Dresden - Der Mensch lebt nicht von Brot allein. Er braucht auch Kunst und Kultur. Sachsen hat viel davon zu bieten. Doch wie lange noch, fragt mancher sorgenvoll. Theater, Museen, Orchester oder Chöre blicken ungewissen Zeiten entgegen. Sachsens Kulturministerin Barbara Klepsch (61, CDU) hat sich auf den Weg gemacht, ein neues Kulturraumgesetz aufzusetzen. Es soll Strukturen sichern. Die Erwartungen sind groß. Ebenso die Herausforderungen.

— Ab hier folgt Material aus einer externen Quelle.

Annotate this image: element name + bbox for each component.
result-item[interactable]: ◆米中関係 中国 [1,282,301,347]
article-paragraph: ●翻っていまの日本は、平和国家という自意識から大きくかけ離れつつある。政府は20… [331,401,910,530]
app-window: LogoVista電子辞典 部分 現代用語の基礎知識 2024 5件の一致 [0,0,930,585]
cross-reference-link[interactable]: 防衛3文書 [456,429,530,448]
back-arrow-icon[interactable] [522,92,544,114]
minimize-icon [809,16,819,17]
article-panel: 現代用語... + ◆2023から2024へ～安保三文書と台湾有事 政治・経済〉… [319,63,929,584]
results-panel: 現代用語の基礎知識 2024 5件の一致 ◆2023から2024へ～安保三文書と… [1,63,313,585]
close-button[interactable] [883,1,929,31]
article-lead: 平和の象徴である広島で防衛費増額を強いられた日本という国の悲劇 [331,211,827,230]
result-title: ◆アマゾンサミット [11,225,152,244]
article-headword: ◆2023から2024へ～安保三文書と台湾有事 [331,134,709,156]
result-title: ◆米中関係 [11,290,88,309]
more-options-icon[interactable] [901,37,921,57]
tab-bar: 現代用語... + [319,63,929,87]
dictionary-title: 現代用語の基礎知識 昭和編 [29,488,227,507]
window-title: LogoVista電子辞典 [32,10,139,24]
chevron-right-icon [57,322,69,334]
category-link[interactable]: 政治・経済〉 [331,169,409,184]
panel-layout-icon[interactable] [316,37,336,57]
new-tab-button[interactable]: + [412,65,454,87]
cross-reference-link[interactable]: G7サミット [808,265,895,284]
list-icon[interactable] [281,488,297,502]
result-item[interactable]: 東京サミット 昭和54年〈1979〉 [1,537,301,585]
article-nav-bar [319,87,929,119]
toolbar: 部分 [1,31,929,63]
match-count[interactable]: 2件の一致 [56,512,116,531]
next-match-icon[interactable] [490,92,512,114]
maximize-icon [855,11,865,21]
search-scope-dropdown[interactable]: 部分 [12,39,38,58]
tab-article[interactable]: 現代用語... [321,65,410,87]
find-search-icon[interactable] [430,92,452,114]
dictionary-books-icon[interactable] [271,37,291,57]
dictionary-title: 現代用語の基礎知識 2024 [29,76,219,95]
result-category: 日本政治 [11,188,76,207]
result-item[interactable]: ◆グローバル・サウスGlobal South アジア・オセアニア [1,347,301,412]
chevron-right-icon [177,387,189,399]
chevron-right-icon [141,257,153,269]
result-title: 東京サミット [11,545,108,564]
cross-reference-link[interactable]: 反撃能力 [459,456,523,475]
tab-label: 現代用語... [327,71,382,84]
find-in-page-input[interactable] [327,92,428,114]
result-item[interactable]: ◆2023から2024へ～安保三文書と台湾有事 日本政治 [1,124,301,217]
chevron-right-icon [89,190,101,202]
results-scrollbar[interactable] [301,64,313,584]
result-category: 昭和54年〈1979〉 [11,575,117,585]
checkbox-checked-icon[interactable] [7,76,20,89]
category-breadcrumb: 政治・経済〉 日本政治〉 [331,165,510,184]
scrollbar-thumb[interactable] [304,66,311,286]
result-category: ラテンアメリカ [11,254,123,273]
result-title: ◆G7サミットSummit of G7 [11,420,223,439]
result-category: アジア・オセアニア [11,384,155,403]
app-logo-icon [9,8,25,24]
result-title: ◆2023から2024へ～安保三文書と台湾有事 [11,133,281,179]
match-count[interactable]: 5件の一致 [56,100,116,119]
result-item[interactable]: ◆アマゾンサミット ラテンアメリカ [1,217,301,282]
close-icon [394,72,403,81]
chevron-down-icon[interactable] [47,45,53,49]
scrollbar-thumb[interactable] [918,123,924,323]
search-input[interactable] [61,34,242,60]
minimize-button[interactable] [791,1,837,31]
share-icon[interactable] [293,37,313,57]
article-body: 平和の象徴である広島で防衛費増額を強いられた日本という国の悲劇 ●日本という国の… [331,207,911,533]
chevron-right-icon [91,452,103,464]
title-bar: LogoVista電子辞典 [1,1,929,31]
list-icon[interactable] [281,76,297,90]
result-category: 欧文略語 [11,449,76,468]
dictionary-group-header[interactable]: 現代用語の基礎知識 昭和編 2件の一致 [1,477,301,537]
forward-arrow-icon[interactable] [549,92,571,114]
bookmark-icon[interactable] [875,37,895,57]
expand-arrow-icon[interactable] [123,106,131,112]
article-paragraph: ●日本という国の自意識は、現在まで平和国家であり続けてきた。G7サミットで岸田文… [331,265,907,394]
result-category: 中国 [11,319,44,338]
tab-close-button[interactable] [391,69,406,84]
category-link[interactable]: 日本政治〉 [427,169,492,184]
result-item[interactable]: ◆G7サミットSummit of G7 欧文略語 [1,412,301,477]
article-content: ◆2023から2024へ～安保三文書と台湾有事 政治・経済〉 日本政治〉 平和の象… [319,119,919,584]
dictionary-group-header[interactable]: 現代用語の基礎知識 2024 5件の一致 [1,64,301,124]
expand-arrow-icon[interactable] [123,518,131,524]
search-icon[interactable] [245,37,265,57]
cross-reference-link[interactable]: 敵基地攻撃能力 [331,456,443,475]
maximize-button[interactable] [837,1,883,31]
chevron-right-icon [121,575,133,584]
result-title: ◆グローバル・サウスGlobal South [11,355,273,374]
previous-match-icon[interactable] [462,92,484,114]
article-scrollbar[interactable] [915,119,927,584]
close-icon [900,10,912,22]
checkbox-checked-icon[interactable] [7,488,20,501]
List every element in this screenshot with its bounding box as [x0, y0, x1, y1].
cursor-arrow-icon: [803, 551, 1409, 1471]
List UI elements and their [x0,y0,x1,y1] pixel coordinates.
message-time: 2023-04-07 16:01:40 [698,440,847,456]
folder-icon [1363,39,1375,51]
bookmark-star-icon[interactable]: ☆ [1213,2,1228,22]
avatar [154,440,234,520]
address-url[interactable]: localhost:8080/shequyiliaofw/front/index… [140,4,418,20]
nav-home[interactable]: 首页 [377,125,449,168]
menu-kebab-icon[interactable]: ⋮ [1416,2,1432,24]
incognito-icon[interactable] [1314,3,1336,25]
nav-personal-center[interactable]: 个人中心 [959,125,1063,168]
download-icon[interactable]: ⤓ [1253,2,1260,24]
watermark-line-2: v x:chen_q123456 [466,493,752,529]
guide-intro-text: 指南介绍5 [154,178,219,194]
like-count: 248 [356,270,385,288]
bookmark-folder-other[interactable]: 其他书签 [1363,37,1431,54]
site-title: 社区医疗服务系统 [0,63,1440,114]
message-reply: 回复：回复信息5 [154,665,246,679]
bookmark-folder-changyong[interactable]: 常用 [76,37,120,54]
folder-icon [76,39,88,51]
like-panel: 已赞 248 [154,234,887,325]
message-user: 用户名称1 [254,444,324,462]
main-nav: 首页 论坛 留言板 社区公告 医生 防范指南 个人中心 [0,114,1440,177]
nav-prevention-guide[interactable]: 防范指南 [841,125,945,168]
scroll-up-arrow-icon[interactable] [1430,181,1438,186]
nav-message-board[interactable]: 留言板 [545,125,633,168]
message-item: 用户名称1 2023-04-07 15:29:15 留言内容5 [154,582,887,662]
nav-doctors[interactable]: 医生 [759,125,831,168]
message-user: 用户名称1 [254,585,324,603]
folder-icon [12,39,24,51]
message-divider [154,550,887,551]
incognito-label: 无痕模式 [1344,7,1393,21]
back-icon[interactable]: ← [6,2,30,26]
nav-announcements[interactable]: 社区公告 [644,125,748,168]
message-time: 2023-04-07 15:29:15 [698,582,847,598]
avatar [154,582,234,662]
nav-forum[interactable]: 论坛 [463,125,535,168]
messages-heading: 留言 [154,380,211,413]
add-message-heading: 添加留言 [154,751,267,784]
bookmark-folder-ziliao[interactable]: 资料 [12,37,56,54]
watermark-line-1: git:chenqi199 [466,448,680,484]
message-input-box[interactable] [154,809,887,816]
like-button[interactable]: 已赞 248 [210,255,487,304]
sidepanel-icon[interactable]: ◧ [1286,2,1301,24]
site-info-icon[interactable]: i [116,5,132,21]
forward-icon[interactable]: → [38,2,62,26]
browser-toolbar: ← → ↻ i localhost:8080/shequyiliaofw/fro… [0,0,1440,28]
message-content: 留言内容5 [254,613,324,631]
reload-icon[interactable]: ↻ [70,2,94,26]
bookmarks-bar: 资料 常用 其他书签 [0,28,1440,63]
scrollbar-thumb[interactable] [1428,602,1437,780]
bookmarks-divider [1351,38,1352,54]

237,38 Euro - so viel Geld gab Sachsen 2021 pro Einwohner für Kultur aus. Der Freistaat lag damit einsam an der Spitze im Vergleich der Flächenbundesländer bei den Pro-Kopf-Ausgaben für Kultur (durchschnittlich 128,81 Euro).
Die Crux: Das Geld reicht nicht, um die Vielzahl an Einrichtungen und Akteuren im Land zufriedenzustellen.
"Wir brauchen dringend eine auskömmliche Finanzierung – dazu gehören dynamisierte Zuschüsse, ein reformiertes Kulturraumgesetz und endlich Planungssicherheit", sagt etwa Sandra Kaiser.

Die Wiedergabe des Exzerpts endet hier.